她每日就躲在自己的一方院子里,直到躲了有四五日,冯嬷嬷也过来伺候她,直到某日,顾府的主母突然要见她。

“在人家府上住了这么些日子,于情于理二少夫人确实得要去拜见一下,要不然不合礼数,不过当年这位郑夫人,与老夫人的关系不太好。”

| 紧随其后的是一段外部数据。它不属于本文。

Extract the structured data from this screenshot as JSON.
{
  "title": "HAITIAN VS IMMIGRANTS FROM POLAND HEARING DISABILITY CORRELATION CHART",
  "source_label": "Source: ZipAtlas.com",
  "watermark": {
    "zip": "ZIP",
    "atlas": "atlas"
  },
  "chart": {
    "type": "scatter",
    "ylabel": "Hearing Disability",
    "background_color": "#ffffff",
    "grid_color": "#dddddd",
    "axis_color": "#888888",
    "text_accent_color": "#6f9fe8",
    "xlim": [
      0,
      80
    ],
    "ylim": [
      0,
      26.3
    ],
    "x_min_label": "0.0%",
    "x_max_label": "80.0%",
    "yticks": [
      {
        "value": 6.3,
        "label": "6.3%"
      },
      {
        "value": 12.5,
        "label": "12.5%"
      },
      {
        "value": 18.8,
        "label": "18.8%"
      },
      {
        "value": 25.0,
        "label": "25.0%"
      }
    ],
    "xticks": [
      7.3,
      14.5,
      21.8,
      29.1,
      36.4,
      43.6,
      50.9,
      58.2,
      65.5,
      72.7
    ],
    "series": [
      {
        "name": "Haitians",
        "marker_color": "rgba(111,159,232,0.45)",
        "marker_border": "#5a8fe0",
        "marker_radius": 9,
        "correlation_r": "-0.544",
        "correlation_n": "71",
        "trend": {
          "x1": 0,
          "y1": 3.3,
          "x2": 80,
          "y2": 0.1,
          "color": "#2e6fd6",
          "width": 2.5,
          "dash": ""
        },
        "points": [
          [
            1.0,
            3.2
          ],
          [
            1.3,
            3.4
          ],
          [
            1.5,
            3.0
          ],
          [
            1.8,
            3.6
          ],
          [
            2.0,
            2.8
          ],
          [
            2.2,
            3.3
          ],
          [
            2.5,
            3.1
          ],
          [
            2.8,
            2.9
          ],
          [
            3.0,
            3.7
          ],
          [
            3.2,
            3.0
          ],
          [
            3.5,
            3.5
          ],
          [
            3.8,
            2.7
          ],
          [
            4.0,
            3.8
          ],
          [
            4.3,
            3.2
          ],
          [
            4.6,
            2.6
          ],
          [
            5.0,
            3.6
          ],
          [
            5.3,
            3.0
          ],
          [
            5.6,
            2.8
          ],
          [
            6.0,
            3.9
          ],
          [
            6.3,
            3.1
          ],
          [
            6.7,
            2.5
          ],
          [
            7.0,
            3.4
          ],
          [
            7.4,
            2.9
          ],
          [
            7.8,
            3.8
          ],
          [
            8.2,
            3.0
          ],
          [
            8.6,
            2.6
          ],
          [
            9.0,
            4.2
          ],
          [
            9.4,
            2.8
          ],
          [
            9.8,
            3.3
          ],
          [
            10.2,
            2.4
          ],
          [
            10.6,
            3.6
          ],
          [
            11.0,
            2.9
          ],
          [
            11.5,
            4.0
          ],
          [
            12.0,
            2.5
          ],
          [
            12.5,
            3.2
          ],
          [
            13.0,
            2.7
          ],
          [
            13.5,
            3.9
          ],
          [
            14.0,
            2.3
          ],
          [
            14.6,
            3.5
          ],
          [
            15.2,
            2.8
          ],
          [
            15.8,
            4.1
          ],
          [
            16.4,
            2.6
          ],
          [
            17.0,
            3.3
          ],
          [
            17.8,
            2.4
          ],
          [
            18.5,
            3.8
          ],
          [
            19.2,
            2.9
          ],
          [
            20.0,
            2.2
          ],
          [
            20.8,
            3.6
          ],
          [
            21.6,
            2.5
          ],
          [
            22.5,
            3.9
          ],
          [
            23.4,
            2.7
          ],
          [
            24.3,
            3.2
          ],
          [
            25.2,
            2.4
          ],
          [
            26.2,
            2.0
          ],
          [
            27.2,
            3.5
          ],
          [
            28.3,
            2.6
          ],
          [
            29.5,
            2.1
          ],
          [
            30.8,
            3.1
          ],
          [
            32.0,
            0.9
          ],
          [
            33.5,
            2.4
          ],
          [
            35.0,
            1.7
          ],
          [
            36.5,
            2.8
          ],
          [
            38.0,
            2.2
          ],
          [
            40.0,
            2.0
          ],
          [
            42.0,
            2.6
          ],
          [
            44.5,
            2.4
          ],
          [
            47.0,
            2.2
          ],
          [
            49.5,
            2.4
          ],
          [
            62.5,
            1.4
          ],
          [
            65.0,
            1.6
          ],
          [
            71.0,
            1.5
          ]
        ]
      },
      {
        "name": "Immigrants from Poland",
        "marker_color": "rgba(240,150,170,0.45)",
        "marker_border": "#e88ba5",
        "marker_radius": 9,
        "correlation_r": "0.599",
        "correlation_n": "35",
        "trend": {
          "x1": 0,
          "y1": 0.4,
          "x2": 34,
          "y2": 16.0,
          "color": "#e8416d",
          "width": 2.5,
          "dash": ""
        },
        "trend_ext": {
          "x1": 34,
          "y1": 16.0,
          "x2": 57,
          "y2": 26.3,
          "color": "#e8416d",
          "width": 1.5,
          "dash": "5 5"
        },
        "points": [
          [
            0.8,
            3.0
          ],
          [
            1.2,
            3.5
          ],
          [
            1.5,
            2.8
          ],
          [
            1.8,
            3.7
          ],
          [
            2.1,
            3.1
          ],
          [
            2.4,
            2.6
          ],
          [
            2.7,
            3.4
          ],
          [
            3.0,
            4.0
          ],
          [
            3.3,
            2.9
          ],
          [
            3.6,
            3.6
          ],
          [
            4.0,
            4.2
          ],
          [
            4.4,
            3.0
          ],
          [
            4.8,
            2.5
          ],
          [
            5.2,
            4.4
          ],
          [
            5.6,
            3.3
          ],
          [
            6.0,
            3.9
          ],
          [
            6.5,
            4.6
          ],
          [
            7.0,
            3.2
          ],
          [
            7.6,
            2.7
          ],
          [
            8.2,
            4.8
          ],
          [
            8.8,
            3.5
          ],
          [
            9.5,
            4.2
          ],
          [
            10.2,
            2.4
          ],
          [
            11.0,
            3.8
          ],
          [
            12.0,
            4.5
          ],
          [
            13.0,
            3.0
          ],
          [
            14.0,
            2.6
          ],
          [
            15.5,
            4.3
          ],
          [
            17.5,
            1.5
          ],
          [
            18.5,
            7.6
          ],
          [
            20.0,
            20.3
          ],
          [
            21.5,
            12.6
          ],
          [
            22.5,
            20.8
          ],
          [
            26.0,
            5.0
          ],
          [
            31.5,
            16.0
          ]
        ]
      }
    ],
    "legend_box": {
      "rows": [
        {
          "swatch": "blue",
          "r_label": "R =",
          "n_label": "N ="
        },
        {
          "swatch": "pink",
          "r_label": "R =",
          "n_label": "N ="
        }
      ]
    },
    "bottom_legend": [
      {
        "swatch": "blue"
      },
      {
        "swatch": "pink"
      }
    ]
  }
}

倚寒把白花簪在了自己鬓边,敷衍的嗯了一声:“走吧。”

二人便出了门,去上清院见顾府主母。

谎话和身份顾渊已经告诉过她了,腹稿也打好了,不会出错。

不过去了上清院,一屋子的人泱泱的还是吓了她一跳,这顾府人丁兴旺啊。

光姊妹便数不清,还有几个十几岁的少年,郑夫人端庄矜贵,像是一株淡雅的百合,静静地打量着她。

“你便是崔娘子?”郑夫人问她。

“是,小妇见过知州夫人。”倚寒垂首见礼,她一袭烟粉色对襟长衫,配雪色百迭裙,清丽淑妍,貌美又素雅。

郑夫人瞧了心里头犯嘀咕,她早就怀疑这不会是自己儿子哪儿的桃花债,只不过是借机给带回来了,又不敢告诉她这当娘的,只敢叫她先藏着掖着。

毕竟她儿子是个锯嘴葫芦,早出晚归的也不娶妻。

她越看越像。

她轻轻咳了咳,忍不住摆起了架子:“听说崔娘子家住楚州?那儿正逢战乱,崔娘子背井离乡的,一个妇道人家,倒是苦了你了。”

“是,小妇还要多谢夫人收留。”

郑夫人的女儿也就是顾渊的妹妹打量着她,这顾渊不知后宅事,只是把人放在了顾府却不知道后宅会掀起什么风浪。